A text book approach to compilation logically divides the process into several parts. The lexical elements of the input program are identified during a lexical analysis phase. The software tool LEX is used in this phase. The lexemes identified by the lexical analysis phase are passed to the next phase – called the syntax analysis phase - which checks the program against syntax errors. If the program is free of syntax errors, the next conceptual stage called the semantic analysis phase, checks for type and scope errors in the program. Once a program is found to be free of syntax and semantic errors, an intermediate representation of the source program called the abstract syntax tree representation is generated by the compiler. (In practice, syntax analysis, semantic analysis and abstract syntax tree construction happens together. The syntax directed translation scheme provided by the software tool YACC is used for completing these phases.) The sequence of phases starting with the lexical analysis of the source program to generation of abstract syntax tree representation is called the front end of the compiler.

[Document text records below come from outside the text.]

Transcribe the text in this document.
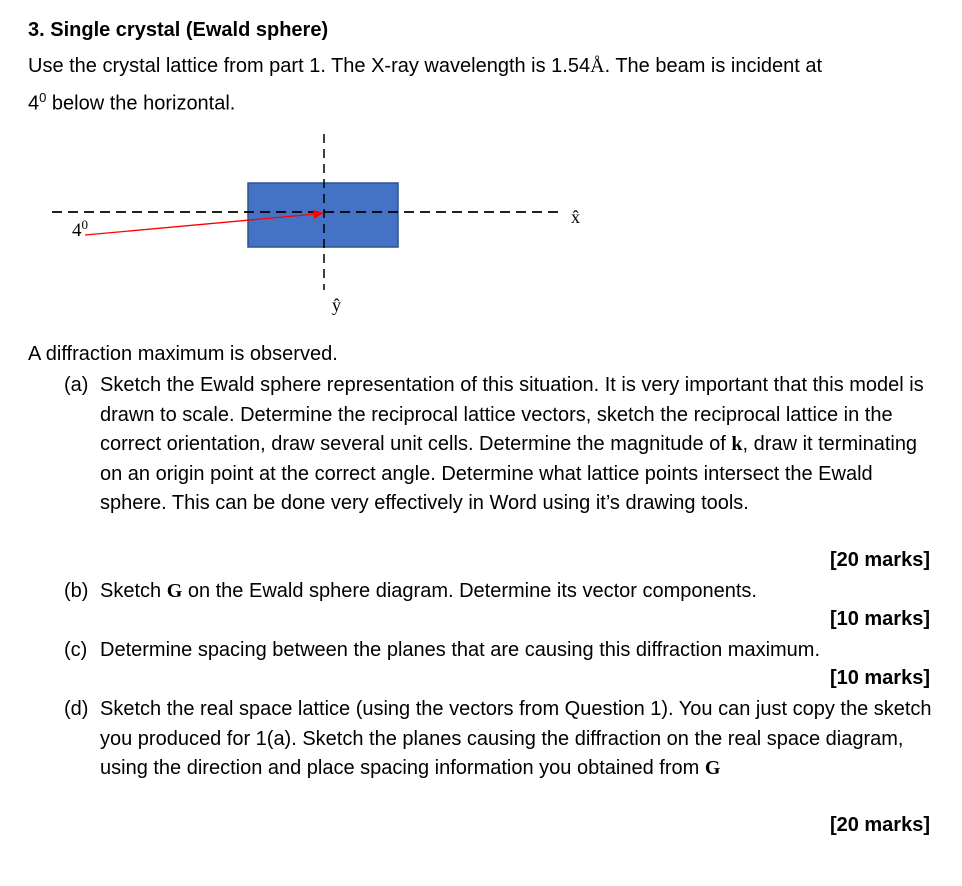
3. Single crystal (Ewald sphere)
Use the crystal lattice from part 1. The X-ray wavelength is 1.54Å. The beam is incident at
$4^0$ below the horizontal.
$4^0$	x̂
ŷ
A diffraction maximum is observed.
(a) Sketch the Ewald sphere representation of this situation. It is very important that this model is drawn to scale. Determine the reciprocal lattice vectors, sketch the reciprocal lattice in the correct orientation, draw several unit cells. Determine the magnitude of k, draw it terminating on an origin point at the correct angle. Determine what lattice points intersect the Ewald sphere. This can be done very effectively in Word using it’s drawing tools.
[20 marks]
(b) Sketch G on the Ewald sphere diagram. Determine its vector components.
[10 marks]
(c) Determine spacing between the planes that are causing this diffraction maximum.
[10 marks]
(d) Sketch the real space lattice (using the vectors from Question 1). You can just copy the sketch you produced for 1(a). Sketch the planes causing the diffraction on the real space diagram, using the direction and place spacing information you obtained from G
[20 marks]
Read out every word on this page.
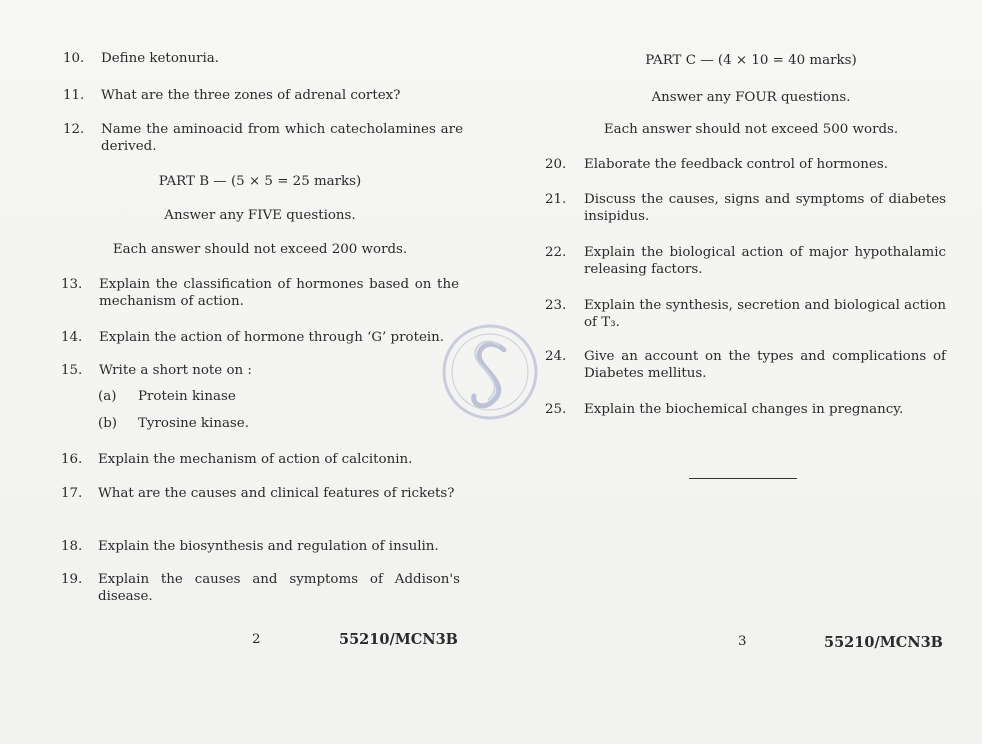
10. Define ketonuria.
11. What are the three zones of adrenal cortex?
12. Name the aminoacid from which catecholamines are derived.
PART B — (5 × 5 = 25 marks)
Answer any FIVE questions.
Each answer should not exceed 200 words.
13. Explain the classification of hormones based on the mechanism of action.
14. Explain the action of hormone through ‘G’ protein.
15. Write a short note on :
(a) Protein kinase
(b) Tyrosine kinase.
16. Explain the mechanism of action of calcitonin.
17. What are the causes and clinical features of rickets?
18. Explain the biosynthesis and regulation of insulin.
19. Explain the causes and symptoms of Addison's disease.
2	55210/MCN3B
PART C — (4 × 10 = 40 marks)
Answer any FOUR questions.
Each answer should not exceed 500 words.
20. Elaborate the feedback control of hormones.
21. Discuss the causes, signs and symptoms of diabetes insipidus.
22. Explain the biological action of major hypothalamic releasing factors.
23. Explain the synthesis, secretion and biological action of T₃.
24. Give an account on the types and complications of Diabetes mellitus.
25. Explain the biochemical changes in pregnancy.
3	55210/MCN3B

The abstract syntax tree produced by the front end is the input to the back end phase which generates an assembly language program. Finally, a label translation phase is run to replace symbolic labels in the assembly language program with logical addresses (linking) and generate final target executable file.

The road-map takes you through a "spiral" model of program development. First, a simple expression compiler is built. Static variables are then introduced to the expression compiler and control flow constructs are added. In the next step, support for string type is added to the language and semantic issues are addressed. Subroutines and run time allocation are introduced subsequently and finally support for user defined types and dynamic memory allocation is added. (A final phase of providing support for classes and subtype polymorphism has been added subsequently). In each of these steps, you will encounter lexical, syntax and semantic analysis, syntax tree construction and code generation. The tasks will be very simple during the initial stages and the complexity will grow gradually as more and more features are added to the language.

Wish you good luck working through the road-map.